I have been here once before with Karly one weekday but it was early on and I my memory of how good it was, was a bit vague plus I don't think I'd done yum cha in Melbourne then so had nothing to compare it too.
My expectations were that it would be non Asian friendly and wouldn't have the manicness of angry trolley ladies and the general busyness of the Chinatown places. I also wondered if the dumplings would be less authentic but nothing ventured, nothing gained.
It wasn't very busy when we arrived - a few tables dotted around; the odd family, courting couple, girls catching up etc. It was pretty quiet and the ambience was relaxing unlike Shark Fin House. All quite zen like. We were seated at a table against the wall in the middle of the dining area. Service wasn't particularly smiley or warm but it wasn't bad either.
There are a good choice of teas as well as some fun looking cocktails in teapots. I guess this all appeals to the Western market. No trollies, just order from the menu although on a busy lunchtime I believe the waitstaff bring out trays of dumplings for people to take.
- Sizzling Pork Dumplings - pan fried dumpling with minced pork and chives on a sizzling plate
- Calamari in light batter tossed with spicy salt
- Chilli Wagyu Beef Dumplings - Wagyu beef, finely chopped and marinated with kaffir lime leaves. Wrapped & steamed in a thin wonton wrap and served with specially prepared chilli sauce
- Baby Pea Leaf Dumplings - baby pea leaves & prawns in a distinctive triangular parcel
- Malaysian Style Satay Chicken served with traditional satay peanut dipping sauce
- Chive Dumplings chopped chives and prawn in a translucent rice flour wrapper
We also ordered spring rolls and sticky rice but I didn't take pictures. The spring rolls were above average with nice pork filling. Sticky rice was ok again but fairly bland.

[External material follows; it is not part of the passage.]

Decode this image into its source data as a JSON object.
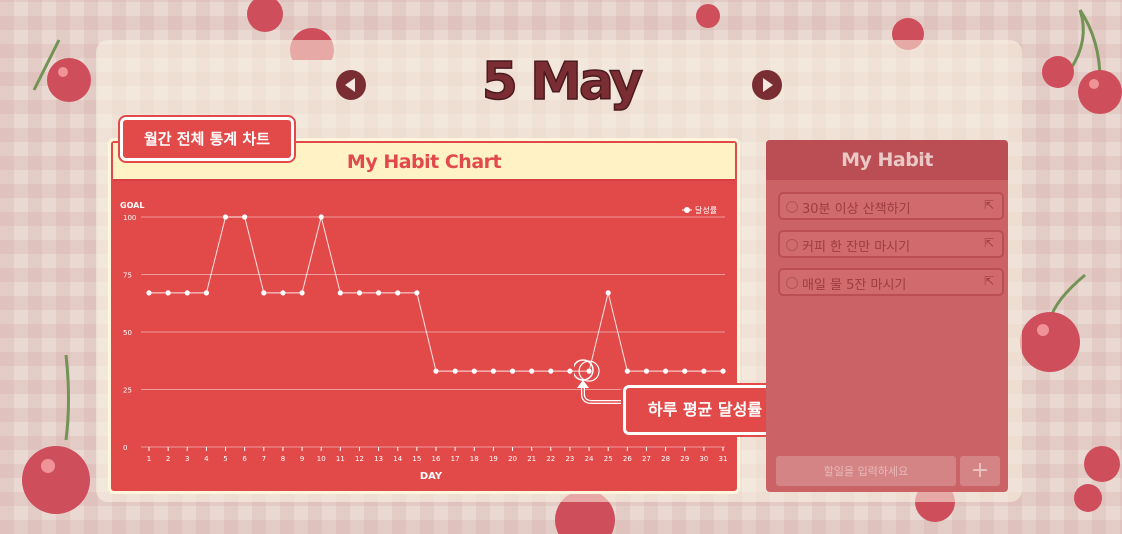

Oriental Tea House is pricier than other places and the extra premium is not for better quality food. It's not quite a rip off as I can see the value in paying the extra. It'st for the nice ambience and environment. It's also a great way to introduce non Asian friends to the concept of dim sum. I can imagine people who have never done it before may feel a bit daunted by the crowds and trolleys and not knowing what things are without a written menu as would be the case in the other more traditional places.